Insomma un De Curtis (Totò) che è attraversato da D’Annunzio. Il grande scrittore si nota immediatamente. Piero Chiara è stato un grande scrittore. Era nato il 23 marzo del 1913 a Luino e morto a Varese il 31 dicembre del 1986. Su Chiara ci ritorneremo perché il fascino e il mistero sono le vere coordinate di una letteratura che supera gli steccati della storia.
Io credo in questa letteratura. In questa letteratura in cui, come dice Piero Chiara, “Le storie che racconto sono manipolazioni di fatti in parte da me vissuti, o in parte da me conosciuti direttamente oppure indirettamente. Il mio autobiografismo non è che l’utilizzazione di una vasta casistica immagazzinata dalla memoria. Naturalmente quel che manca a raggiungere l’effetto narrativo, lo aggiungo. Nessuna realtà è buona per sé”. Uno scrittore che pur raccontando un immaginario tra emozioni e ironie non ha mai smesso di raccontarsi. Nei dettagli, nei piccoli sguardi, nel gustare il senso della vita: “È l’amore per le piccole cose a trattenerci nel mondo, a farci gustare la vita.
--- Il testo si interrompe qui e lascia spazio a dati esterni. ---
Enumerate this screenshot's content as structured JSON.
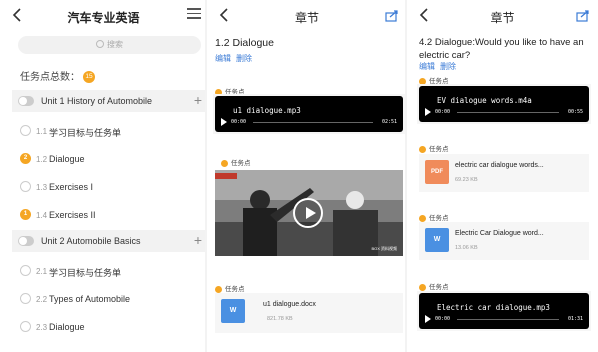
{
  "colors": {
    "accent_orange": "#f5a623",
    "link_blue": "#3b7bd6",
    "word_blue": "#4a90e2",
    "pdf_orange": "#f08b5b"
  },
  "panel1": {
    "title": "汽车专业英语",
    "search_placeholder": "搜索",
    "count_label": "任务点总数：",
    "count_value": "15",
    "units": [
      {
        "label": "Unit 1 History of Automobile",
        "sections": [
          {
            "num": "1.1",
            "label": "学习目标与任务单",
            "badge": ""
          },
          {
            "num": "1.2",
            "label": "Dialogue",
            "badge": "2"
          },
          {
            "num": "1.3",
            "label": "Exercises I",
            "badge": ""
          },
          {
            "num": "1.4",
            "label": "Exercises II",
            "badge": "1"
          }
        ]
      },
      {
        "label": "Unit 2 Automobile Basics",
        "sections": [
          {
            "num": "2.1",
            "label": "学习目标与任务单",
            "badge": ""
          },
          {
            "num": "2.2",
            "label": "Types of Automobile",
            "badge": ""
          },
          {
            "num": "2.3",
            "label": "Dialogue",
            "badge": ""
          }
        ]
      }
    ]
  },
  "panel2": {
    "title": "章节",
    "heading": "1.2 Dialogue",
    "edit": "编辑",
    "delete": "删除",
    "task_label": "任务点",
    "audio": {
      "name": "u1 dialogue.mp3",
      "start": "00:00",
      "end": "02:51"
    },
    "video": {
      "watermark": "BOX 资料视频"
    },
    "doc": {
      "name": "u1 dialogue.docx",
      "size": "821.78 KB",
      "icon_text": "W"
    }
  },
  "panel3": {
    "title": "章节",
    "heading": "4.2 Dialogue:Would you like to have an electric car?",
    "edit": "编辑",
    "delete": "删除",
    "task_label": "任务点",
    "audio1": {
      "name": "EV dialogue words.m4a",
      "start": "00:00",
      "end": "00:55"
    },
    "pdf": {
      "name": "electric car dialogue words...",
      "size": "69.23 KB",
      "icon_text": "PDF"
    },
    "word": {
      "name": "Electric Car Dialogue word...",
      "size": "13.06 KB",
      "icon_text": "W"
    },
    "audio2": {
      "name": "Electric car dialogue.mp3",
      "start": "00:00",
      "end": "01:31"
    }
  }
}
L’amore per le cose grandi o supposte tali, ci stacca dal mondo e finisce per farci perdere il gusto del vivere”. Lo scrittore che permette di scoprire il gusto di vivere e il senso della vita stessa in un percorso che è letterario ma è profondamente radicato nell’antropologia dell’estasi e dell’incanto stesso della vita.